To help tackle the situation head on, the government unveiled its Plan for Water last year, with the aim being to make water both clean and plentiful around the country, with four billion additional litres of water needed by 2050 to meet the demands of the future.


All 15,000 CSOs are now being actively monitored so that problems can be identified and resolved quickly, while water companies are now being called upon to make the biggest investment ever in the network.


The Environment Act 2021 has also legislated for stronger regulatory powers to address pollution and hold polluters to account, including unlimited fines, penalties that will go into the new Water Restoration Fund to help improve the environment and keep bills to a minimum.


The Water Restoration Fund


The aim of the new fund is to boost investment in the natural environment, made up of money taken from water company environmental fines and penalties, in addition to the money that suppliers already have to pay to address the impact of pollution incidents that occur in breach of their permit conditions.


Before now, the money accrued from these fines and penalties went straight back to the Treasury, but this is no longer the case and instead funds will be channelled into projects around England to improve the weather environment.
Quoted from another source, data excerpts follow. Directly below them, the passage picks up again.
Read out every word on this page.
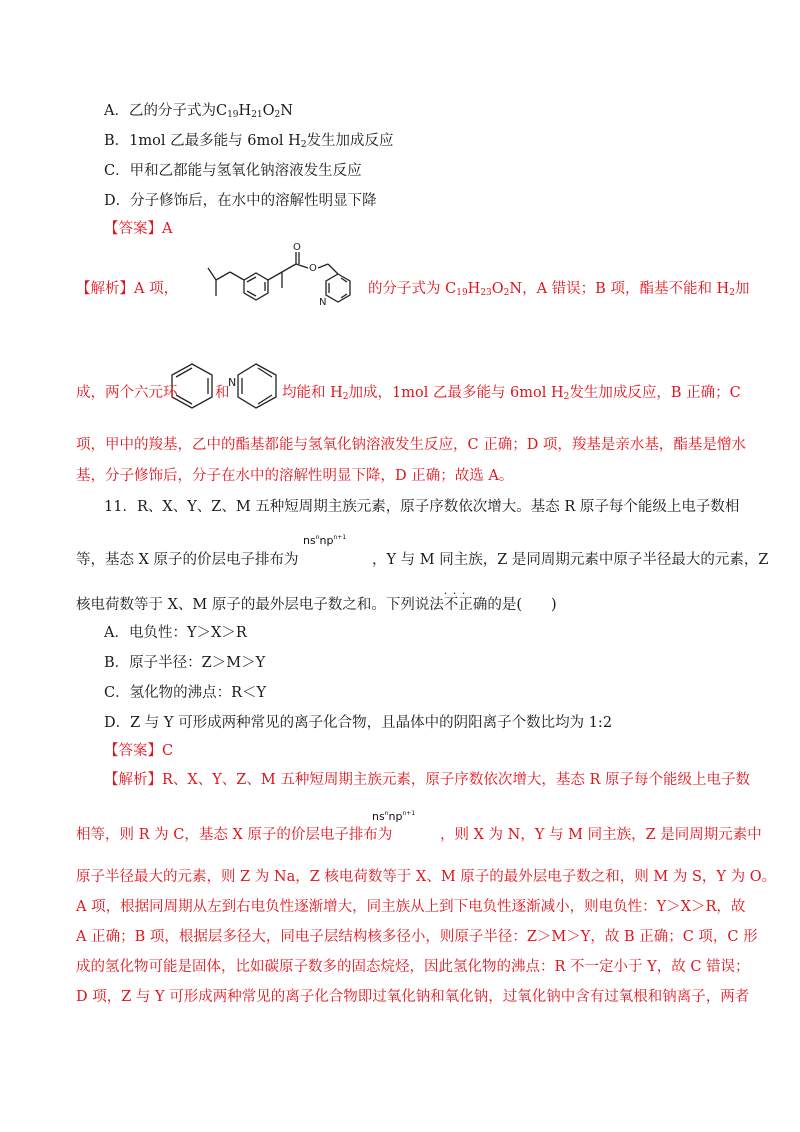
A．乙的分子式为$C_{19}H_{21}O_2N$
B．1mol 乙最多能与 6mol $H_2$发生加成反应
C．甲和乙都能与氢氧化钠溶液发生反应
D．分子修饰后，在水中的溶解性明显下降
【答案】A
O
O
N
【解析】A 项，	的分子式为 $C_{19}H_{23}O_2N$，A 错误；B 项，酯基不能和 $H_2$加
N
成，两个六元环	和	均能和 $H_2$加成，1mol 乙最多能与 6mol $H_2$发生加成反应，B 正确；C
项，甲中的羧基，乙中的酯基都能与氢氧化钠溶液发生反应，C 正确；D 项，羧基是亲水基，酯基是憎水
基，分子修饰后，分子在水中的溶解性明显下降，D 正确；故选 A。
11．R、X、Y、Z、M 五种短周期主族元素，原子序数依次增大。基态 R 原子每个能级上电子数相
$ns^nnp^{n+1}$
等，基态 X 原子的价层电子排布为	，Y 与 M 同主族，Z 是同周期元素中原子半径最大的元素，Z
核电荷数等于 X、M 原子的最外层电子数之和。下列说法· · · 不正确的是(　　)
A．电负性：Y＞X＞R
B．原子半径：Z＞M＞Y
C．氢化物的沸点：R＜Y
D．Z 与 Y 可形成两种常见的离子化合物，且晶体中的阴阳离子个数比均为 1:2
【答案】C
【解析】R、X、Y、Z、M 五种短周期主族元素，原子序数依次增大，基态 R 原子每个能级上电子数
$ns^nnp^{n+1}$
相等，则 R 为 C，基态 X 原子的价层电子排布为	，则 X 为 N，Y 与 M 同主族，Z 是同周期元素中
原子半径最大的元素，则 Z 为 Na，Z 核电荷数等于 X、M 原子的最外层电子数之和，则 M 为 S，Y 为 O。
A 项，根据同周期从左到右电负性逐渐增大，同主族从上到下电负性逐渐减小，则电负性：Y＞X＞R，故
A 正确；B 项，根据层多径大，同电子层结构核多径小，则原子半径：Z＞M＞Y，故 B 正确；C 项，C 形
成的氢化物可能是固体，比如碳原子数多的固态烷烃，因此氢化物的沸点：R 不一定小于 Y，故 C 错误；
D 项，Z 与 Y 可形成两种常见的离子化合物即过氧化钠和氧化钠，过氧化钠中含有过氧根和钠离子，两者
In addition, a range of different projects will also be funded to improve water management, enhance the environment and restore protected sites, with activities including removing invasive species, re-meandering rivers, wetland creation, supporting catchment partnership groups in local delivery and removing barriers so that fish and other species are able to move more naturally through the river network.


Just this week (April 9th), the government announced that up to £11 million in fines and penalties is set to be reinvested back into the restoration fund to drive direct improvements in the water environment.
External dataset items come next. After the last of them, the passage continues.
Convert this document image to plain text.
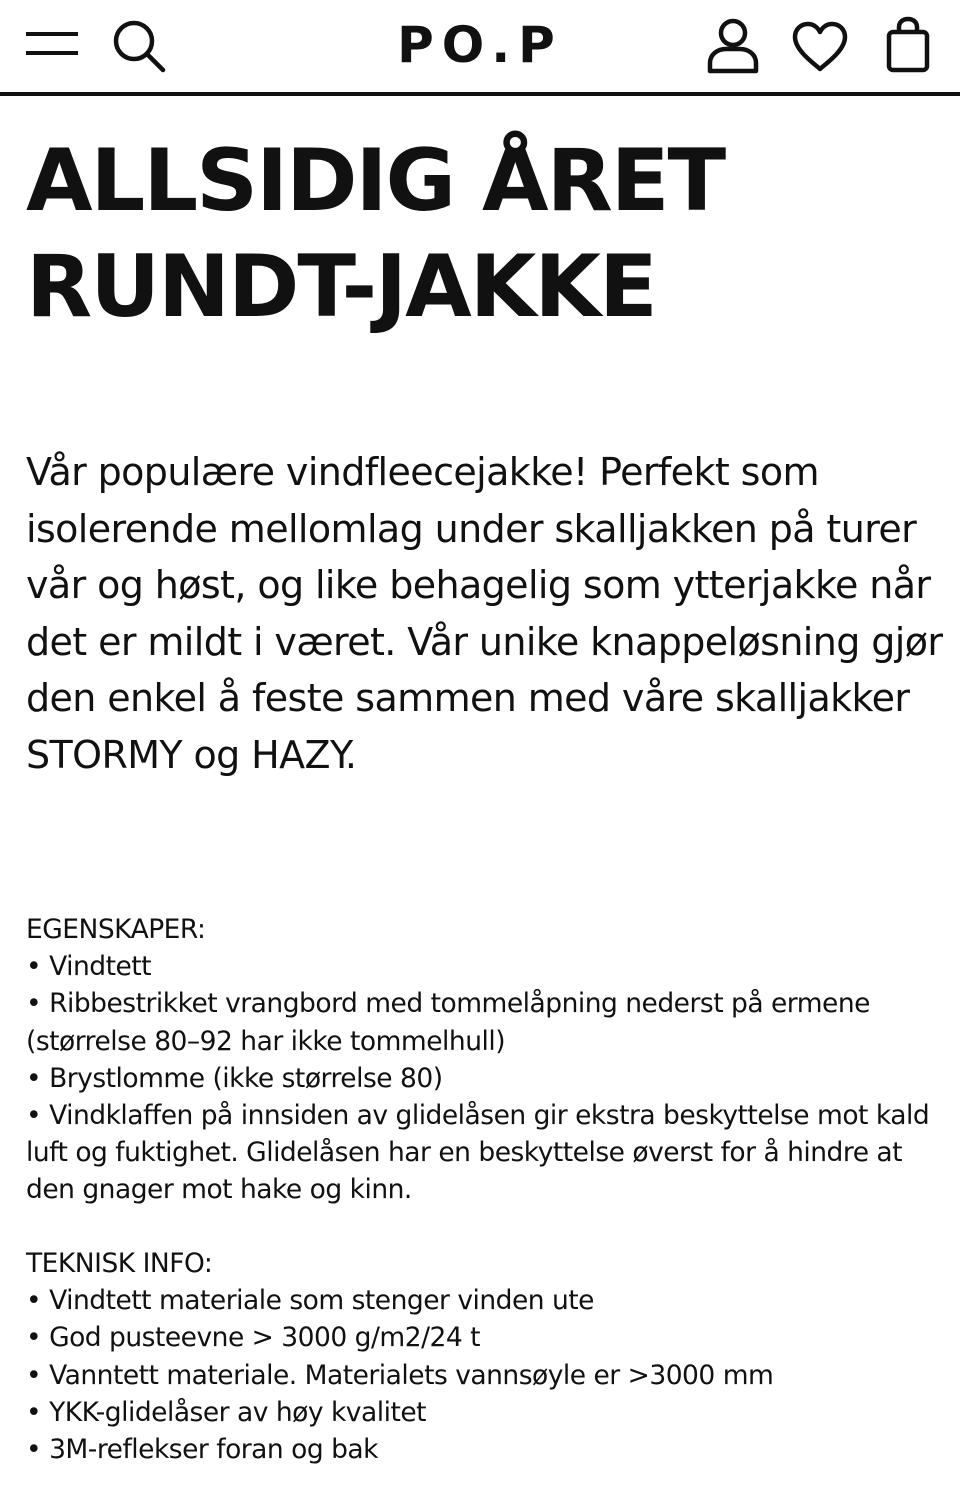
PO.P
ALLSIDIG ÅRET RUNDT-JAKKE

Vår populære vindfleecejakke! Perfekt som isolerende mellomlag under skalljakken på turer vår og høst, og like behagelig som ytterjakke når det er mildt i været. Vår unike knappeløsning gjør den enkel å feste sammen med våre skalljakker STORMY og HAZY.

EGENSKAPER:
• Vindtett
• Ribbestrikket vrangbord med tommelåpning nederst på ermene (størrelse 80–92 har ikke tommelhull)
• Brystlomme (ikke størrelse 80)
• Vindklaffen på innsiden av glidelåsen gir ekstra beskyttelse mot kald luft og fuktighet. Glidelåsen har en beskyttelse øverst for å hindre at den gnager mot hake og kinn.
TEKNISK INFO:
• Vindtett materiale som stenger vinden ute
• God pusteevne > 3000 g/m2/24 t
• Vanntett materiale. Materialets vannsøyle er >3000 mm
• YKK-glidelåser av høy kvalitet
• 3M-reflekser foran og bak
Grant funding will be offered on a competitive basis to support farmers, landowners, community-led schemes and local groups to improve the capacity and capabilities for projects that improve biodiversity and community access to blue and green spaces in places where water suppliers have had to pay fines.


The fund is open to a range of different organisations, everything from local authorities and national parks to national landscapes, farmers, landowners, non-government organisations and catchment partnerships. There is now an eight-week window in which these groups can apply, with grant awards expected to be handed out from late July onwards.
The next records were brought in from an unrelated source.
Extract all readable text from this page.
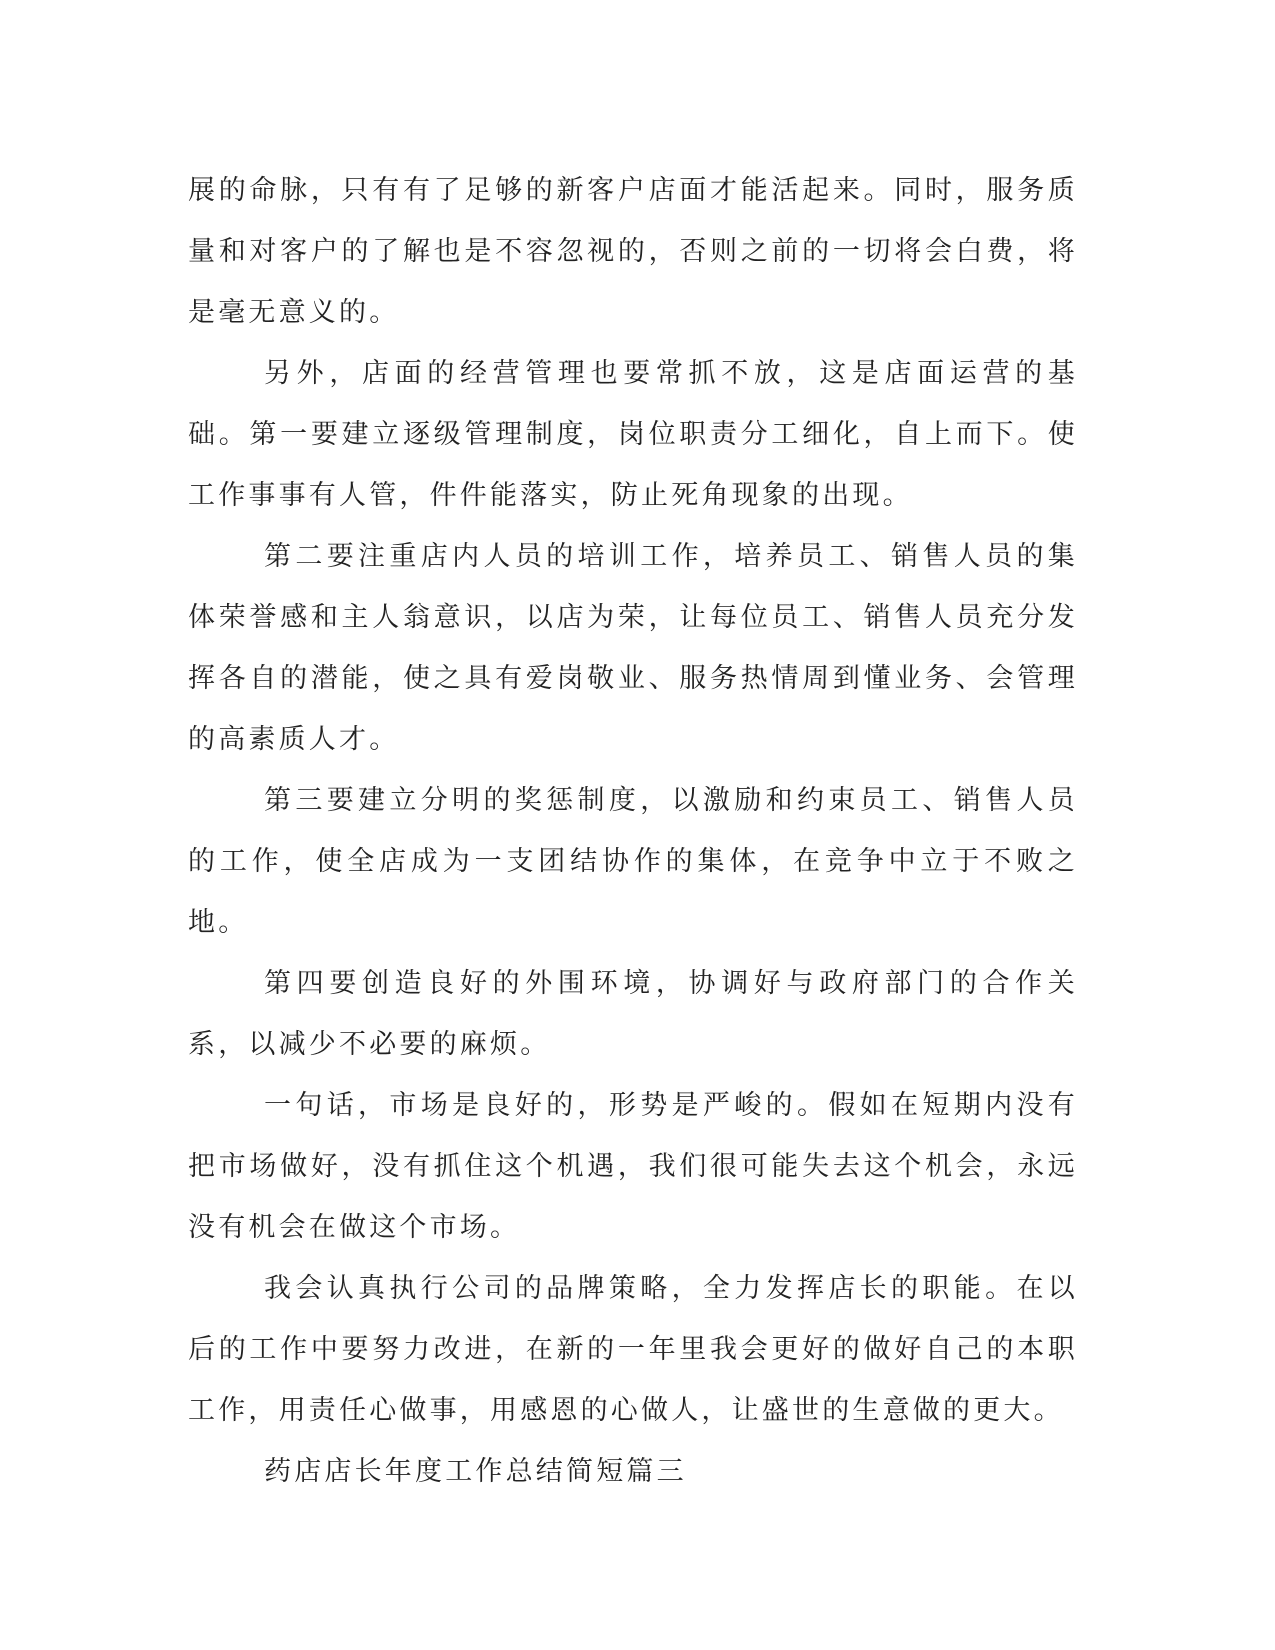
展的命脉，只有有了足够的新客户店面才能活起来。同时，服务质量和对客户的了解也是不容忽视的，否则之前的一切将会白费，将是毫无意义的。

另外，店面的经营管理也要常抓不放，这是店面运营的基础。第一要建立逐级管理制度，岗位职责分工细化，自上而下。使工作事事有人管，件件能落实，防止死角现象的出现。

第二要注重店内人员的培训工作，培养员工、销售人员的集体荣誉感和主人翁意识，以店为荣，让每位员工、销售人员充分发挥各自的潜能，使之具有爱岗敬业、服务热情周到懂业务、会管理的高素质人才。

第三要建立分明的奖惩制度，以激励和约束员工、销售人员的工作，使全店成为一支团结协作的集体，在竞争中立于不败之地。

第四要创造良好的外围环境，协调好与政府部门的合作关系，以减少不必要的麻烦。

一句话，市场是良好的，形势是严峻的。假如在短期内没有把市场做好，没有抓住这个机遇，我们很可能失去这个机会，永远没有机会在做这个市场。

我会认真执行公司的品牌策略，全力发挥店长的职能。在以后的工作中要努力改进，在新的一年里我会更好的做好自己的本职工作，用责任心做事，用感恩的心做人，让盛世的生意做的更大。

药店店长年度工作总结简短篇三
Maria Spain, chief executive of Natural England, said: “Natural England welcomes the creation of Defra’s Water Restoration Fund, using the money from water company fines and penalties to improve water and wetlands for nature and people, and looks forward to supporting Defra to make good use of the funds now available.


“The fund is a great opportunity for landowners, communities and nature bodies to help make a real difference to the condition of our sites of special scientific interest and to restore natural processes in catchments to provide the nature and health benefits that society needs from water.”


What projects can be funded?


The focus is now on the restoration of inland and estuarine waters and wetlands, such as rivers, streams, headwaters, chalk streams, canals, ponds, lakes, wetlands and estuarine waters.


Open coastal water projects are currently excluded so that investment can be diverted to the highest priority areas, with just 14 per cent of rivers and lakes currently classified as having good ecological status, compared to 45 per cent of coastal waters.


There are two grants available, which can cover up to 100 per cent of all eligible costs.


The development award is a short-term grant of between £75,000 and £250,000, designed to help build capability and plan future projects. Delivery awards, meanwhile, are medium to long-term grants that can help you carry out pre-planned projects, with grant values ranging from £500,000 to £2 million.


Funding can go towards materials purchasing, equipment purchase or hire, monitoring and evaluation activities, contractor or procurement fees, feasibility studies and staff costs that relate directly to the delivery of the project in question.


Applications are open until June 7th. In order to apply, you will need to have a single business identifier number and will need to use the same email address to register that you intend to use for your grant application.